Metrics - What's Your App Doing Right Now?

How is your application performing in production right now?

It’s been a long time between updates, work, busy, mumble mumble mumble.

In a minute I’m going to talk about monitoring Java and that’s enough reason to stop reading right now. Fair enough. But before you go:

How is your application performing in production right now?
Are you meeting demand?
If you add more load to a server will it cause application problems?
Do you know why things fail when they do?

Developers - you are not excused, DevOps is the new now. Code that is not in production and performing well is worthless. If instrumenting your code to collect metrics about it’s performance in production is not already part of your regular work it soon will be. If Java’s not your thing but you get a bit mumble mumble on the topic of how your code performs in production then scan the pictures below and then head on over to Librato Metrics or Hosted Graphite and get busy. They don’t care what metrics you’re collecting they just make it so easy that you have no excuses not get on with it right now.

Here’s a picture. It’s performance metrics for earthquake messages going through the Mule ESB from the SeisComP3 earthquake location system to the web. There is also a heart beat message tracked so that we know everything is still working between earthquakes. There is a lot of information here. Not least of which is it takes about 10 times longer to insert messages into the a database (akapp01) than it does to read them from the file system (akeqp01). This is the sort of information that makes targeting performance improvement, trouble shooting, or capacity planning easy. Without this sort of information you’re left guessing about what to do when something is not right with your application. Guessing only rarely leads to success.

The picture above is a Librato Metrics dashboard. Here’s one of similar information sent to Hosted Graphite.

Librato Metrics and Hosted Graphite both have strengths and weaknesses. Try both and see which suits your needs the best. One of the biggest differences, if you need it, is the ability to alert on your metrics.

So to the Java bit. Monitoring the JVM and processes running in it usually involves using JMX. Accessing information via JMX is easy and secure sucks. Running in the cloud, with servers coming and going at a moments notice, makes this problem worse. The obvious answer is to turn the metric gathering problem around and have a JVM agent push metrics to you. There are services available that do this. There is the awesome New Relic and others like it. However, they all come at a cost. Enough of a cost that I ended up rolling our own agent for collecting JVM metrics from Mule, Jetty, and Tomcat.

I didn’t have to do much. Librato Metrics is a great data store with fantastic visualisations for what I want. Getting data out of JMX is the only hard work and fortunately the Jolokia project removes all the pain by providing an HTTP-JMX bridge. I started off with a Jolokia agent being queried with a Perl script. Once I was happy with the moving parts I’ve written agents the wrap Jolokia to run as an application in Mule or a Servlet container and no external script is needed.

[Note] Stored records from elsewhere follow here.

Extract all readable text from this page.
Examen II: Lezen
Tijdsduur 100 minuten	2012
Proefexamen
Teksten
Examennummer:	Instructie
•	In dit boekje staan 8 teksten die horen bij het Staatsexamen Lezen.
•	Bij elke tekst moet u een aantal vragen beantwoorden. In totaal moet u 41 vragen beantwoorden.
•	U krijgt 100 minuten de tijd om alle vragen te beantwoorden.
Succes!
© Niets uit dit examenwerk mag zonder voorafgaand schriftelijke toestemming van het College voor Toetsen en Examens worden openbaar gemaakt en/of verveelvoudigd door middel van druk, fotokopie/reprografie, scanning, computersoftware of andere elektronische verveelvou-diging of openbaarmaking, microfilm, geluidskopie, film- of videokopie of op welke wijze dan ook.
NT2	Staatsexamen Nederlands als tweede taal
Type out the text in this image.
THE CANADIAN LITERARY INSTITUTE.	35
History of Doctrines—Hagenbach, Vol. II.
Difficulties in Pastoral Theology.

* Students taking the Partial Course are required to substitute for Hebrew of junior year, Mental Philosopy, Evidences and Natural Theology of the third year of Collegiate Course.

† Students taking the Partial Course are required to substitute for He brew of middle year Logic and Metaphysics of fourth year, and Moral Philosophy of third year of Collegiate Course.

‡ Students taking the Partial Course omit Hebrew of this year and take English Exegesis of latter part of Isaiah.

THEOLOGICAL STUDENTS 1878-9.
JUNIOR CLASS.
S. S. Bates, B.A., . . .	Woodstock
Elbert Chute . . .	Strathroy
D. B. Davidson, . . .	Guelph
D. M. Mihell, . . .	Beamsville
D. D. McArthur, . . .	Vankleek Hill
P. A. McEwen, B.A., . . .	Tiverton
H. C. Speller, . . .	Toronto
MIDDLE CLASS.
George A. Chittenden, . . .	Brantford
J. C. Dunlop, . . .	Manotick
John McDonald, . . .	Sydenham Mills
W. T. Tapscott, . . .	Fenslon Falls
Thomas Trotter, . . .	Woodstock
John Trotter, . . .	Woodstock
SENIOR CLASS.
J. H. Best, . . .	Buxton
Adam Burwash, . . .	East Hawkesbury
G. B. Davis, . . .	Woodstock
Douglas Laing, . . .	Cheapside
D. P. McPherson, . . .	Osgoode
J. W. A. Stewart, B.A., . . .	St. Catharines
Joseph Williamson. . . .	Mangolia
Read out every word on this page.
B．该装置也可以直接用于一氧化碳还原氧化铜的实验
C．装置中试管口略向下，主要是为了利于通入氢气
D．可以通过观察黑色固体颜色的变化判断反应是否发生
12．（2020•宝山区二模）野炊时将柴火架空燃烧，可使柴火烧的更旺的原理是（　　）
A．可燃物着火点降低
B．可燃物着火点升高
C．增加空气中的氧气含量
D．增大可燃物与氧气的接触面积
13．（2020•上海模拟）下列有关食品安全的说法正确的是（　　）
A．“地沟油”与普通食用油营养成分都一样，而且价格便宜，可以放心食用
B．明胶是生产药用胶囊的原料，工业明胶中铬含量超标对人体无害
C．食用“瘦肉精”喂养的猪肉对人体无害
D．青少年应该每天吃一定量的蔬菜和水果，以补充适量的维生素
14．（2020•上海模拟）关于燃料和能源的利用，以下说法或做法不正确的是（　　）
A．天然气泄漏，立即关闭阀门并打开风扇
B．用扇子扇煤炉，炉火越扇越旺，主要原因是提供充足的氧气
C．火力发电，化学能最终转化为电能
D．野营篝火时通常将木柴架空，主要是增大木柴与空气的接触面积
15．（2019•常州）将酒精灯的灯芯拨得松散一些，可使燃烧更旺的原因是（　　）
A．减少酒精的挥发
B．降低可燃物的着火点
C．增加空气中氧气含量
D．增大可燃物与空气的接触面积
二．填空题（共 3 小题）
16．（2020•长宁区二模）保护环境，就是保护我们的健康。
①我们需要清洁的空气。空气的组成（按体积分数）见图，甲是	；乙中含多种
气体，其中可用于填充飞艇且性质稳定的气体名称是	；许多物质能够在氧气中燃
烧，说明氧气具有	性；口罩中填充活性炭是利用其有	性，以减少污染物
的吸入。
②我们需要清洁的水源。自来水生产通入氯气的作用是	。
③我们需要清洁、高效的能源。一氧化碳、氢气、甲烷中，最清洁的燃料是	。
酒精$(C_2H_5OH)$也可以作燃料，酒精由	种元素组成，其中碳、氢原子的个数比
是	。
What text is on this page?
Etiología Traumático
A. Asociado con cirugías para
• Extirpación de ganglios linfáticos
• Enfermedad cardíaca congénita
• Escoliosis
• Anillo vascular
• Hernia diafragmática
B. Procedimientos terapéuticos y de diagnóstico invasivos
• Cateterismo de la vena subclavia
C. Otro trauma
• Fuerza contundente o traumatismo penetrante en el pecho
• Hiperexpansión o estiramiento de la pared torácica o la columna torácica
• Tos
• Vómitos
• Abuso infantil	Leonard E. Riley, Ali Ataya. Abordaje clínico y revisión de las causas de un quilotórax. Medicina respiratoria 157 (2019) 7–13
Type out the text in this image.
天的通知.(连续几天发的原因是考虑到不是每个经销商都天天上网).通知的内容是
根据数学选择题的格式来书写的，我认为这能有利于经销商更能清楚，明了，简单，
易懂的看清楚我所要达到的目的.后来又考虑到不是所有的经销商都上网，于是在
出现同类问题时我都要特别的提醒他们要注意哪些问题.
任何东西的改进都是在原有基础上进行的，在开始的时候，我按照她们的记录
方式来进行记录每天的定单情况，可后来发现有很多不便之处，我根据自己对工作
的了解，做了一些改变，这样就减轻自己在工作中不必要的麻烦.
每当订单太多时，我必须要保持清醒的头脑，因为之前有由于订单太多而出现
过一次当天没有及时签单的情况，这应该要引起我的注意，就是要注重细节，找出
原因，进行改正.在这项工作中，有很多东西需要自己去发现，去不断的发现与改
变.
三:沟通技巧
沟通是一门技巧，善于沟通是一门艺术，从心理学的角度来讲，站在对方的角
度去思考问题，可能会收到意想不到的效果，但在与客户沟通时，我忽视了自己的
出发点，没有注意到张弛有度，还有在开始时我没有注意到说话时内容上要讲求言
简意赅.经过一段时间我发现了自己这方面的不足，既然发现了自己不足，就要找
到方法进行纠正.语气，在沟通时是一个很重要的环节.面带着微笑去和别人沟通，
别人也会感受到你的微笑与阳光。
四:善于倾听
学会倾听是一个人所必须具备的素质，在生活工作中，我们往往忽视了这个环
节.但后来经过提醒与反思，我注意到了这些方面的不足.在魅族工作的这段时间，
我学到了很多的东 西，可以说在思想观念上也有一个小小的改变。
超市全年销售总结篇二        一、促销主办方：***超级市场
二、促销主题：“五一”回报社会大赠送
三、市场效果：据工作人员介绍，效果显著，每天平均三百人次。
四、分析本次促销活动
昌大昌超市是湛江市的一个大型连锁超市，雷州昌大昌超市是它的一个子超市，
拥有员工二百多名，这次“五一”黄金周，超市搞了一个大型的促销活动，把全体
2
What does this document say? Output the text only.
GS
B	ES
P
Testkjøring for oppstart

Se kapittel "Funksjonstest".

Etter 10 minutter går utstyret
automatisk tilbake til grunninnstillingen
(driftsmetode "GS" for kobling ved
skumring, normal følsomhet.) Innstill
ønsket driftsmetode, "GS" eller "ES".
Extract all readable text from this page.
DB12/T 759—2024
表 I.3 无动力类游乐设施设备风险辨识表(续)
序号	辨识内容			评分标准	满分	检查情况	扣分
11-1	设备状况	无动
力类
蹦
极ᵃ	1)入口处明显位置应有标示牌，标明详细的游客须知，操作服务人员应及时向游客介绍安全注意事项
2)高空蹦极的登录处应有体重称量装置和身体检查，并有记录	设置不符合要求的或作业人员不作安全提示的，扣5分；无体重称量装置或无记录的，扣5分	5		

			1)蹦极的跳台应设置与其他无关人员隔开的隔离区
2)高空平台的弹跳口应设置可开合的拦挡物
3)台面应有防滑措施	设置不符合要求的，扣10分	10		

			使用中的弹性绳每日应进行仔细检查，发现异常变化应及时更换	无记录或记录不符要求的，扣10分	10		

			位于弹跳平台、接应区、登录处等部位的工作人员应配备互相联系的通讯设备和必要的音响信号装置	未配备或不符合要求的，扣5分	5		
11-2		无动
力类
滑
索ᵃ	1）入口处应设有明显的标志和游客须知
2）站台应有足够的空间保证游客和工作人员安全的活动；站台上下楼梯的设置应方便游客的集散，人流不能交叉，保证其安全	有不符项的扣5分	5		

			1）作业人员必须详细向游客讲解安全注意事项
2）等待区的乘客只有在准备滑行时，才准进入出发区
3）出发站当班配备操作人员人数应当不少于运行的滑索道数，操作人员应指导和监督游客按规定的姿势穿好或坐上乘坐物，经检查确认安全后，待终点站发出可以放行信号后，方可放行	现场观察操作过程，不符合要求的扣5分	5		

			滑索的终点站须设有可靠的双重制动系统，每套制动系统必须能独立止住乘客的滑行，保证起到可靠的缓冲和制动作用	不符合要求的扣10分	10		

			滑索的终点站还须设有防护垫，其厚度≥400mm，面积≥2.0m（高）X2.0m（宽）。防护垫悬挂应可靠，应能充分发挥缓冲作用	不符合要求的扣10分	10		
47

The applications themselves periodically gather and send metrics to Librato or Hosted Graphite. Getting metrics is as simple as adding some config properties to a server and dropping an app into Mule, Jetty, or Tomcat. Gathering metrics is deploying an application - no fire wall changes, no adding servers to a remote collector process, very little pain at all.

Here’s some Jetty metrics for Jetty and the JVM it’s running in under test load. It looks to me that with a little bit of tuning I could handle a lot more requests with this server.

These are the projects, they are open source on Githib:

If Librato or Graphite are not your thing then Mule Metrics or App Server Metrics should be pretty easy to extend (implement one method). There is a lot more that could be done with Jolokia and JMX beyond using it to extract metrics. As we find places where we need more detail about an application then I think we will start to look seriously at using Coda Hale’s Metrics as we need it. We’re also getting far more sophisticated about how we use logging but that’s a different topic. For now, if you haven’t got it, then work on getting some insight into your applications in production and avoid having to mumble mumble mumble when problems arise.

Written on March 10, 2014